Photo courtesy of Ken Conley -

Saint Salvy de la Balme, France - Alison Starnes of Team TIBCO is proving to be an incredibly quick study, along with being a very strong rider.

Barely more than a year into her cycling career, not just at the elite level, but since her first race as a Category 4 rider, this past Friday Starnes delivered her third podium in five races in France.

Riding for the U.S. National Development Team, the 23-year-old missed out on her first professional win in Europe by less than the width of her Challenge tire to Béatrice Thomas.

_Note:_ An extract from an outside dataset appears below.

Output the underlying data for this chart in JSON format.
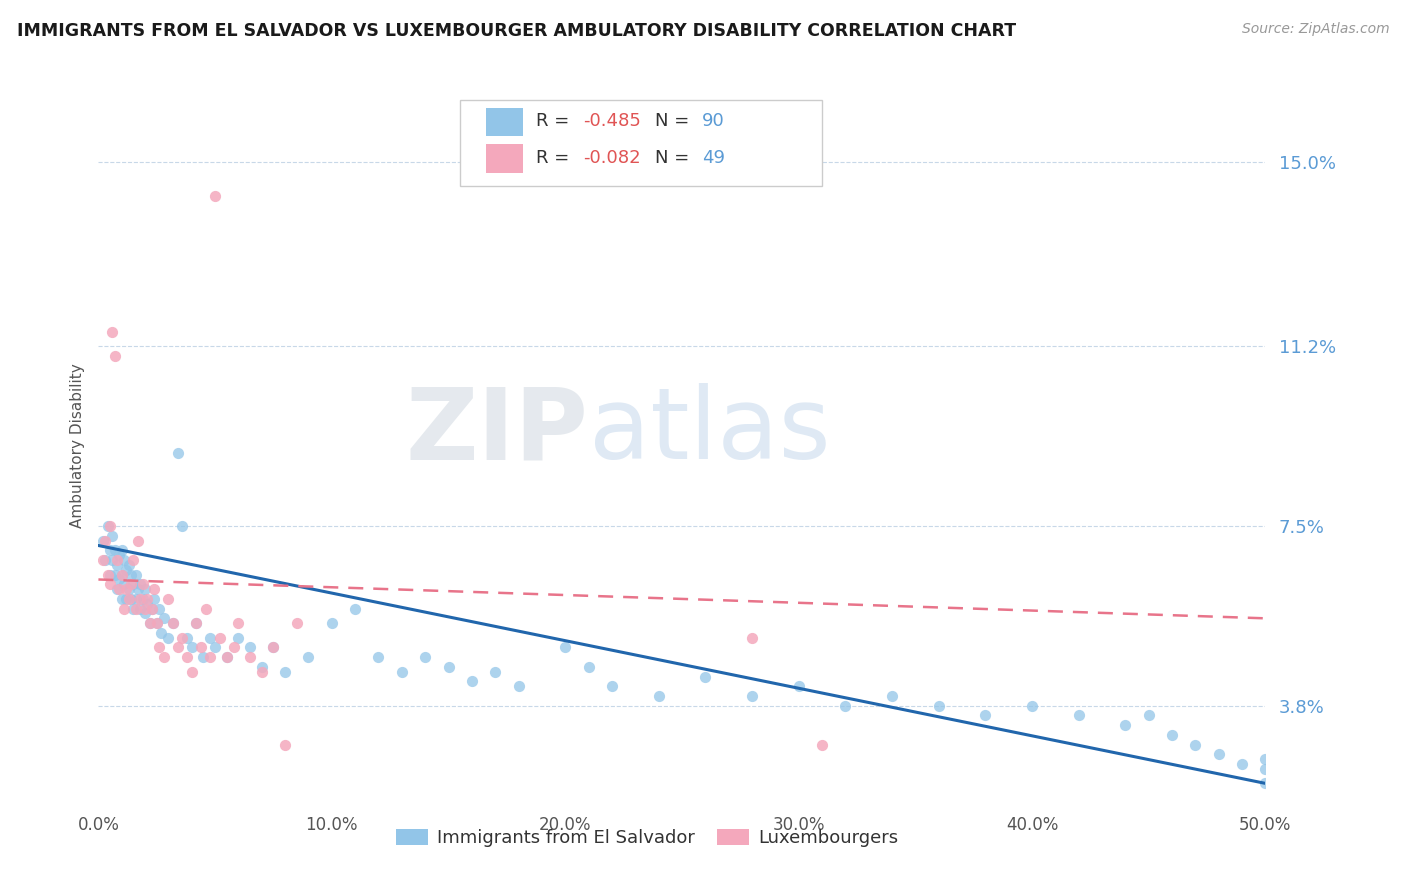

Starnes has adapted to the French style of racing. "Chris (Georges, her team director) told us to attack from the gun, which wasn't anything new," Starnes said. "That's how they race here. Even if it is 80 miles long, they race from the gun. Right after the start, I worked on gaining position and got ready to attack."

The race consisted of 10 laps around an 8 km circuit that climbed in steps, with slight down-hills, and a sharp right that led to a steep climb up to the KOM. This was followed by a steep, technical 3k descent back into St. Salvy de lat Balme.

The first time up the climb, Starnes drove the pace, with teammates Lindsey Meyers and Devon Haskell countering her moves. By the top of the first climb, Starnes had helped develop a break of eight riders. The second time up the climb, she repeated her attacks and by the time she crossed the KOM the second time, it was just her and Thomas.

"I knew this girl was good," Starnes said. "Chris told me to look out for her. She won the whole French Cup series last year."

With eight laps still remaining, the duo worked well together to extend their gap, first to 10 seconds and finally out to 35 seconds, where it held for much of the race.

"With two laps to go, I started contemplating how was I going to win this bike race," Starnes said. Thomas was likely considering the same thing. Over the final two laps, both riders took turns attacking each other, but with the same result. So when they came into the finishing straight, it was apparent that they would dual in a two-up sprint for the win.

"She took the last corner, and went for I," Starnes explained. "I stayed on her wheel until 200m to go and jumped. I kept going and going. Was I sprinting? I have never had to sprint for the win."

She came to the line and executed a bike throw to try to gain a slim advantage. Photo finish, and second place by a centimeter.

"This race was very hard for me both physically and mentally," she said. "I was a little fatigued in the break and it was hard to keep pushing the pace. Then, once it was established I had to try to figure out how to win the bike race. I was disappointed after the race because it all came down to 1cm. As disappointing as that can be, it also makes you want to keep coming back and racing your bike. It also makes me want to learn how to sprint better."